Anciently, marks, some in the form of an X, were used for various purposes. (Compare 1 Samuel 21:13.) Among non-Israelites animals and even slaves were branded with a mark as an indication of ownership. In the case of humans, such property marks were placed on a conspicuous part of the body, such as the forehead. Worshipers of false gods at times identified themselves as such by having the mark of their deity on their forehead. However, Jehovah’s law to Israel prohibited disfiguring humans with marks. This served to counteract an idolatrous practices and taught due regard for God’s creation.—Lev. 19:28.
The Scriptures allude to marks made on humans and refer to these in a figurative sense. In Ezekiel’s vision a man with a recorder’s inkhorn was commissioned to go through Jerusalem and to ‘put a mark on those who were sighing and groaning over all the detestable things that were being done in the midst of it.’ This action on their part showed that they were righteous persons, servants belonging to God, and therefore worthy of preservation at the time for the execution of Jehovah’s judgment. The conspicuous mark upon their forehead testified to that fact.—Ezek. chap. 9; compare 2 Peter 2:6-8.
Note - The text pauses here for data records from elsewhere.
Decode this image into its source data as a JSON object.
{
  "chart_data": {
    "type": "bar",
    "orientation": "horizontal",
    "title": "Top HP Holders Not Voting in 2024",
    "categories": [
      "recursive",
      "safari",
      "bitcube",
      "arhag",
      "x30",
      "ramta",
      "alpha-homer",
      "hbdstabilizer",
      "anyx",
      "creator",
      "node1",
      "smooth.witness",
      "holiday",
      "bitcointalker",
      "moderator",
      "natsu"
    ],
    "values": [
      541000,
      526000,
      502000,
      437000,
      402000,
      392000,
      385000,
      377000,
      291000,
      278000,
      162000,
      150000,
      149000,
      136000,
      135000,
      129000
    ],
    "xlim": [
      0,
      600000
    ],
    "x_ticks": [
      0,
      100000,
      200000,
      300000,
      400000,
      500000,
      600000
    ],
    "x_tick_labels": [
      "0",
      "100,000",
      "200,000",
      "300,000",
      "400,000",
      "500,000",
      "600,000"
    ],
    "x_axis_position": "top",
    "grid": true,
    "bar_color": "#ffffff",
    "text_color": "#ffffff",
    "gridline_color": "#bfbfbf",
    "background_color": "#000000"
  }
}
On the other hand, in John’s vision persons receiving the mark of the wild beast on their forehead and/or upon their hand were in line for destruction. The mark in the forehead publicly identified them as worshipers of the wild beast and therefore as slaves to it. They were thus shown to be opposers of God, for the wild beast received its authority from the dragon, Satan the Devil. The mark in the hand would logically signify active support of the wild beast, the hand being used to accomplish work.—Rev. 13:1, 2, 16-18; 14:9, 10; 16:1, 2; 20:4.